Le commandant de la deuxième zone de défense des Forces Armées de la République Démocratique du Congo (FARDC), le lieutenant général, Pacifique Musanzu séjourne depuis ce vendredi 16 avril 2021, à Kananga au Kasaï Centra, pour une mission d’inspection des troupes dans la zone.

D’après le service de communication du gouvernorat de province, le lieutenant général Pacifique Musanzu a été reçu en audience par le gouverneur intérimaire du Kasaï Central avec qui ils ont échangé sur la situation sécuritaire qui prévaut en province et dans la région.

Dans leurs échanges, ils ont également évoqué la situation sécuritaire dans la région, caractérisée notamment par un conflit des limites, à Bakwakenge, qui oppose les territoires de Demba au Kasaï-Central, à celui de Mweka au Kasaï.

D’où l’implication de l’armée dans le rétablissement de l’autorité de l’État dans cette partie du pays.

« Nous sommes ici pour palper du doigt concernant la situation sécuritaire de notre zone d’intervention.
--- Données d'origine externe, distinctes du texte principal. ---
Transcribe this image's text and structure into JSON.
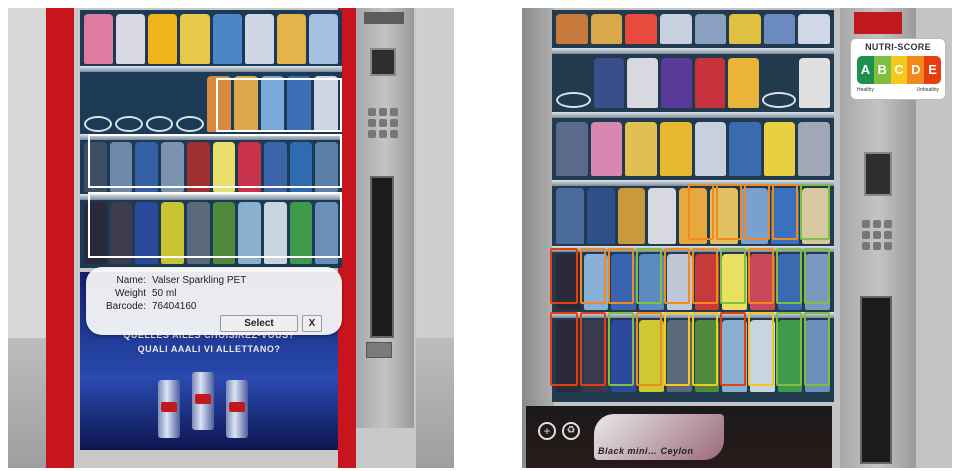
{
  "left_view": {
    "product_info": {
      "name_label": "Name:",
      "name_value": "Valser Sparkling PET",
      "weight_label": "Weight",
      "weight_value": "50 ml",
      "barcode_label": "Barcode:",
      "barcode_value": "76404160"
    },
    "buttons": {
      "select_label": "Select",
      "close_label": "X"
    },
    "ad_lines": [
      "QUELLES AILES CHOISIREZ-VOUS?",
      "QUALI AAALI VI ALLETTANO?"
    ]
  },
  "right_view": {
    "nutri_score": {
      "title": "NUTRI-SCORE",
      "grades": [
        {
          "letter": "A",
          "color": "#1e8f4e"
        },
        {
          "letter": "B",
          "color": "#7fbf3f"
        },
        {
          "letter": "C",
          "color": "#f4c81c"
        },
        {
          "letter": "D",
          "color": "#f08a1c"
        },
        {
          "letter": "E",
          "color": "#e63e11"
        }
      ],
      "low_label": "Healthy",
      "high_label": "Unhealthy"
    },
    "ad_text": "Black mini… Ceylon"
  },
  "colors": {
    "selection_outline": "#ffffff",
    "machine_red": "#c8141c",
    "popup_bg": "#fafafa"
  },
  "icons": [
    "plus-icon",
    "recycle-icon"
  ]
}
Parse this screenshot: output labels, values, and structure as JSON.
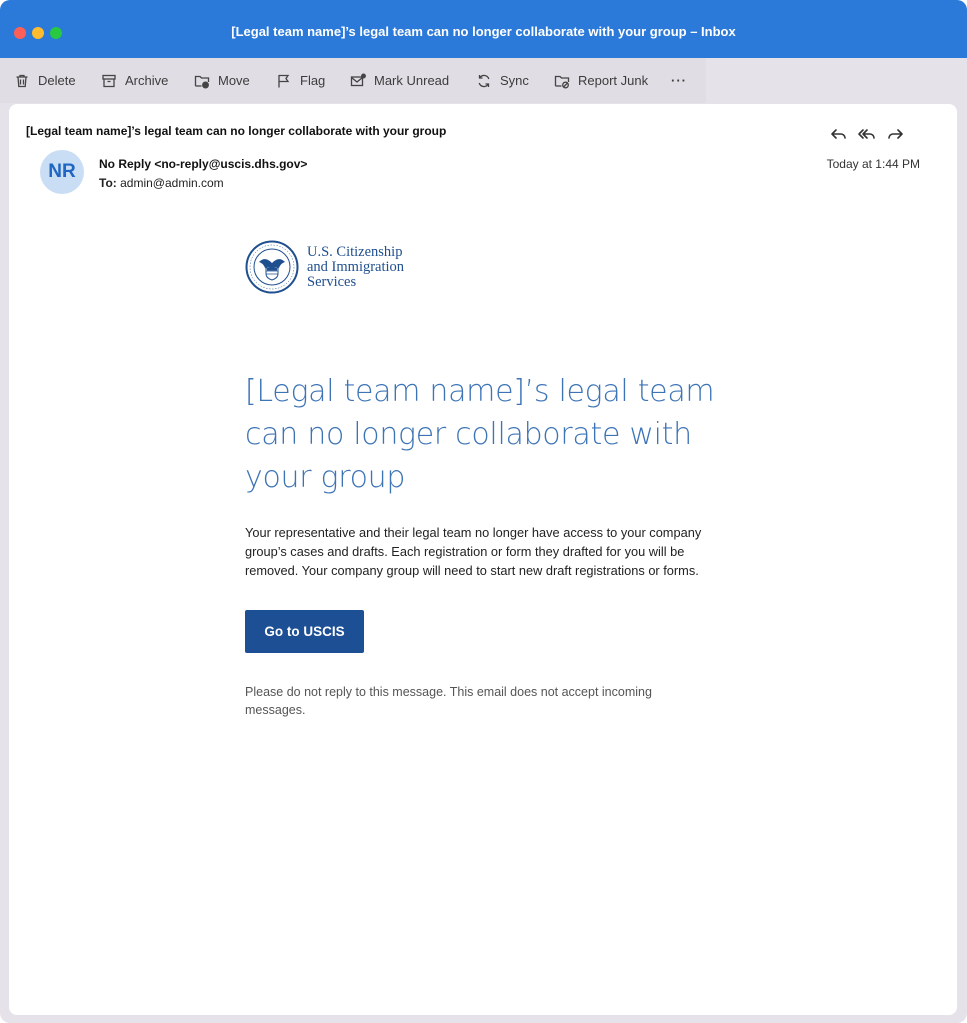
{
  "window": {
    "title": "[Legal team name]’s legal team can no longer collaborate with your group – Inbox"
  },
  "toolbar": {
    "delete_label": "Delete",
    "archive_label": "Archive",
    "move_label": "Move",
    "flag_label": "Flag",
    "mark_unread_label": "Mark Unread",
    "sync_label": "Sync",
    "report_junk_label": "Report Junk",
    "more_label": "···"
  },
  "message": {
    "subject": "[Legal team name]’s legal team can no longer collaborate with your group",
    "avatar_initials": "NR",
    "from": "No Reply <no-reply@uscis.dhs.gov>",
    "to_label": "To:",
    "to_address": "admin@admin.com",
    "date": "Today at 1:44 PM"
  },
  "email": {
    "agency_line1": "U.S. Citizenship",
    "agency_line2": "and Immigration",
    "agency_line3": "Services",
    "headline": "[Legal team name]’s legal team can no longer collaborate with your group",
    "body": "Your representative and their legal team no longer have access to your company group’s cases and drafts. Each registration or form they drafted for you will be removed. Your company group will need to start new draft registrations or forms.",
    "button_label": "Go to USCIS",
    "footer": "Please do not reply to this message. This email does not accept incoming messages."
  },
  "colors": {
    "titlebar": "#2b79d8",
    "headline": "#3d74b6",
    "button": "#1d4f94"
  }
}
Ce qui va nous permettre d’étudier ensemble avec les autorités politiques, administratives et militaires afin de trouver une solution durable. Nous sommes là pour contribuer afin de rétablir l’autorité de l’État. Et ce c’est ce que nous allons faire », a-t-il déclaré à la presse du gouvernorat.

La situation sécuritaire dans la localité de Bakuakenge disputée entre les provinces du Kasaï et Kasaï Central a dégénéré au cours du mois de mars dernier où les affrontements communautaires sanglants ont fait une dizaine de morts, plusieurs blessés et des déplacés.

Il faut signaler qu’au mois d’octobre 2021, une conférence sur la paix a été organisée à Kananga par le ministère de l’Intérieur pour résoudre cette situation.

Dans une interview accordée à Actu30.cd, il y a peu, le député national élu de Demba au Kasaï Central, Dominique Lukono Sowa avait lors de ses nouveaux affrontements, attribué la responsabilité au ministère de l’Intérieur qui, d’après lui, n’a pas exécuté les recommandations issues de cette conférence, notamment celle de diligenter une enquête sur le terrain pour mettre la main sur les auteurs de ces troubles.